Toutefois Gérard Papin ayant signé la lettre de convocation à entretien préalable remise en mains propres et ne démontrant pas qu'elle ait été antidatée, ni qu'aucun entretien ne se soit tenu, la cour rejette sa demande d'indemnité pour irrégularité de la procédure.

La société Gestimmo comprenait moins de 10 salariés, et Gérard Papin qui comptait plus de 7 ans d'ancienneté dans l'entreprise, était âgé de 60 ans et est resté demandeur d'emploi jusqu'au 20 février 2006, la cour estime devoir fixer le montant des dommages-intérêts pour rupture abusive du contrat de travail à la somme de 40 000 euro.

Il y a lieu de déduire de cette somme les sommes allouées et versées au titre de la transaction annulée. La société Gestimmo reste donc redevable envers Gérard Papin de la somme de 38 000 euro.

Il n'est pas équitable de laisser supporter à Gérard Papin l'ensemble des frais irrépétibles qu'il a dû engager tant en première instance que devant la cour et il sera fait droit à sa demande de ce chef.

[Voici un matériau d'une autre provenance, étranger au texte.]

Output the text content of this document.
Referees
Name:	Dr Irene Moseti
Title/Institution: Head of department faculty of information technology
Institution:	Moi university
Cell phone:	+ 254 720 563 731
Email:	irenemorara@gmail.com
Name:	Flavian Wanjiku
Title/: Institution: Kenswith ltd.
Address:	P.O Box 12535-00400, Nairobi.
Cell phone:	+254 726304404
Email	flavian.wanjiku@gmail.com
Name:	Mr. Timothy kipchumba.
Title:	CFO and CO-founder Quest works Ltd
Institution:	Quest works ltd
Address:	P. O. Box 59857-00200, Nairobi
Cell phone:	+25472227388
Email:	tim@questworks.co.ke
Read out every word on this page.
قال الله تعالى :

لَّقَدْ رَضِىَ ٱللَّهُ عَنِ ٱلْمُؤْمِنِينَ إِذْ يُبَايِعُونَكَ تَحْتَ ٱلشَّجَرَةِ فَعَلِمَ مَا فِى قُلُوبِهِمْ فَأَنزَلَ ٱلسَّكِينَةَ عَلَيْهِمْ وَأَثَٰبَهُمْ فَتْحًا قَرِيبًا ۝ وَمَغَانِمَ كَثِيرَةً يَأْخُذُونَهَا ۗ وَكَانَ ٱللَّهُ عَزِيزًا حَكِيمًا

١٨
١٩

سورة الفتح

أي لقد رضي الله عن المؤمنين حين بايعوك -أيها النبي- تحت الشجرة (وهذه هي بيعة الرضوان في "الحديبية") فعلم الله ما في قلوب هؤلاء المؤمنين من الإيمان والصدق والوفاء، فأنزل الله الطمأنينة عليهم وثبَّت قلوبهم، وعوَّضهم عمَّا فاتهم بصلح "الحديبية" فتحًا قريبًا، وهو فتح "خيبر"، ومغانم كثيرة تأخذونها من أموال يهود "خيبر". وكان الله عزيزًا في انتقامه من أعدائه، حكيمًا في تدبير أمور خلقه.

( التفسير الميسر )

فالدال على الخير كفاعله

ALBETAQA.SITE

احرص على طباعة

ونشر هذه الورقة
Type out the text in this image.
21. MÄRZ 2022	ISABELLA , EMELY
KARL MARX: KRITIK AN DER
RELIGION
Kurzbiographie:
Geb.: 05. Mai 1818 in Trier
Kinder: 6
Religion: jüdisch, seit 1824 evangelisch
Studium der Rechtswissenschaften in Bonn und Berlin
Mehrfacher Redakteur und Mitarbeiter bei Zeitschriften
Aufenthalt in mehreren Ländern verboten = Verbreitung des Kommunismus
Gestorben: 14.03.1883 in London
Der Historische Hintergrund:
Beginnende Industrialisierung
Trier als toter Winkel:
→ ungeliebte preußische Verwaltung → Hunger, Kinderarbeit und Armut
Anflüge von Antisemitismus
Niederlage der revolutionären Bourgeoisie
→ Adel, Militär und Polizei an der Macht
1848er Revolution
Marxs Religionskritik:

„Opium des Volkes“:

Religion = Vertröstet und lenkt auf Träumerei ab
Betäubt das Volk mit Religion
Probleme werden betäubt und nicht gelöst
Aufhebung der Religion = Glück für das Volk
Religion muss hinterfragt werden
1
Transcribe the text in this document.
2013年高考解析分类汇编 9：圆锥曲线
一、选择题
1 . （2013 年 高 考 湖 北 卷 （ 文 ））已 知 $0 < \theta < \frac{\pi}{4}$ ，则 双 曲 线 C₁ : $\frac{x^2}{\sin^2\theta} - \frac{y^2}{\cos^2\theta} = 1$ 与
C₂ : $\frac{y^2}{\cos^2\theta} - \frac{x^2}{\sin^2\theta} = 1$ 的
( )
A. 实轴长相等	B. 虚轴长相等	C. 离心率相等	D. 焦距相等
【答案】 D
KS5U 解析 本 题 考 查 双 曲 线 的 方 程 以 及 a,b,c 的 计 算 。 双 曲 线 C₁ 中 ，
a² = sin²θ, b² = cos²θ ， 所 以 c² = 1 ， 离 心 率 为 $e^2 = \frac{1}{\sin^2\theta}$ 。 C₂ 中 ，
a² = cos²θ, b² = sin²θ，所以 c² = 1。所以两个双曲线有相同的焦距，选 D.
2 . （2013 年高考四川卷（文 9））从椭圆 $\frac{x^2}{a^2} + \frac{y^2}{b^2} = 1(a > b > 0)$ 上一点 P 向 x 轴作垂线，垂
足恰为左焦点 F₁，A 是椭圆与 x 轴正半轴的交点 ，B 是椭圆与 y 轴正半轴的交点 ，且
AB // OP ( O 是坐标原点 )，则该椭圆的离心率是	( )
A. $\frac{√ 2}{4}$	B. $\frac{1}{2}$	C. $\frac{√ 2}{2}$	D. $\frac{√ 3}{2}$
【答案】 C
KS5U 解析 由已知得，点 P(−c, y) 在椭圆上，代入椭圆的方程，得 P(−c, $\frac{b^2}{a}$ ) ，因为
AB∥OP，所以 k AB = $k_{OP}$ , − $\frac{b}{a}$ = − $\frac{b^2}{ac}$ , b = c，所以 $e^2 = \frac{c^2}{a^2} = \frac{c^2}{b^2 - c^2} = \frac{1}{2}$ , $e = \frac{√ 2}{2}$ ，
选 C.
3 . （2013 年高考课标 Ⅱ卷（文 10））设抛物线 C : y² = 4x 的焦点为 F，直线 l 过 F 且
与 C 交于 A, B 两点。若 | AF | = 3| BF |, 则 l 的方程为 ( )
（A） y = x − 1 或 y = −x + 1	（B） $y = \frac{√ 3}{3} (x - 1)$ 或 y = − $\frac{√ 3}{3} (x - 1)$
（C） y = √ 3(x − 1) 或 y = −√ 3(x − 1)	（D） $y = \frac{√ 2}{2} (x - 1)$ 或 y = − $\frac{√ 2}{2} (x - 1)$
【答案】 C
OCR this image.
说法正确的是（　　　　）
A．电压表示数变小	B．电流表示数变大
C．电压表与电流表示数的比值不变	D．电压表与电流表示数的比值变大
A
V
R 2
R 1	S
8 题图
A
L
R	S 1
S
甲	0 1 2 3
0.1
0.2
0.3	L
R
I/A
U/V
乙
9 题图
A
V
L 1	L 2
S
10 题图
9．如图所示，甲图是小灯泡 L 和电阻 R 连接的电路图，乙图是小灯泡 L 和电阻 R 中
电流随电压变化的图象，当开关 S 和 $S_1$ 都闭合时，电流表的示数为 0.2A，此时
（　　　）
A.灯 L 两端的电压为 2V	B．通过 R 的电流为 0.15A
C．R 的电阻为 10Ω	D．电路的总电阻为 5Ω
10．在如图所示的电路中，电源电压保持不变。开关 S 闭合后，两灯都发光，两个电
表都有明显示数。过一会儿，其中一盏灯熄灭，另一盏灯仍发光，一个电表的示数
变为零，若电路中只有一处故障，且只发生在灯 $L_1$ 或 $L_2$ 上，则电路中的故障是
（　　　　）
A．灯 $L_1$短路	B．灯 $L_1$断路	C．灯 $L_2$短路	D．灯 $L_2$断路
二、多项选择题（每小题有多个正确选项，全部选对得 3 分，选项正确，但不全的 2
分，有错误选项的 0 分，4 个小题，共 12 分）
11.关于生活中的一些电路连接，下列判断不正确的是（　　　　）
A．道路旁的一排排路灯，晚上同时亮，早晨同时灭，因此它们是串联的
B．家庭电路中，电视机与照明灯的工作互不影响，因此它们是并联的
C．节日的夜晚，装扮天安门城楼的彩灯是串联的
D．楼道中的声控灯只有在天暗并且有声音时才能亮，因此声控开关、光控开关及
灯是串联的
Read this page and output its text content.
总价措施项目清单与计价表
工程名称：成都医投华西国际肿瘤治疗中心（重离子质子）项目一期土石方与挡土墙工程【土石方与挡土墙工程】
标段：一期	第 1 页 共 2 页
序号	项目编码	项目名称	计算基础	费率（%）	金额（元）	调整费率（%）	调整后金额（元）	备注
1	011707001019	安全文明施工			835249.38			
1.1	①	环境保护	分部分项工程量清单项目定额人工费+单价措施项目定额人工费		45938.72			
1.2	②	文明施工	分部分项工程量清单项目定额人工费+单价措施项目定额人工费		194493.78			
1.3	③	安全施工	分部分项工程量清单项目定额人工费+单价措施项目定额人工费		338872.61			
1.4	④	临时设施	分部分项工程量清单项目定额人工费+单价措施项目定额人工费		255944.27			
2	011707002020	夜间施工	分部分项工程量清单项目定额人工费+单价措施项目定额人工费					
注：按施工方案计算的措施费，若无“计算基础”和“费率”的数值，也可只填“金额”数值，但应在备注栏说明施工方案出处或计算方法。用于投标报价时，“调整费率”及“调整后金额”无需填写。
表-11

L'employeur qui succombe ne peut demander des indemnités au titre de l'article 700 du Code de procédure civile.

Par ces motifs, Infirme le jugement déféré ; Annule la transaction ; Condamne la société Gestimmo à verser à Gérard Papin les sommes de 10 000 euro au titre de rappel de commissions, 9 844,82 euro au titre du solde de l'indemnité de licenciement, 33 617 euro au titre de la contrepartie financière de la clause de non-concurrence, 38 000 euro à titre de dommages-intérêts pour rupture abusive, 3 000 euro en application de l'article 700 du Code de procédure civile, ainsi qu'aux entiers dépens. Déboute Gérard Papin du surplus de ses demandes et la société Gestimmo de sa demande reconventionnelle.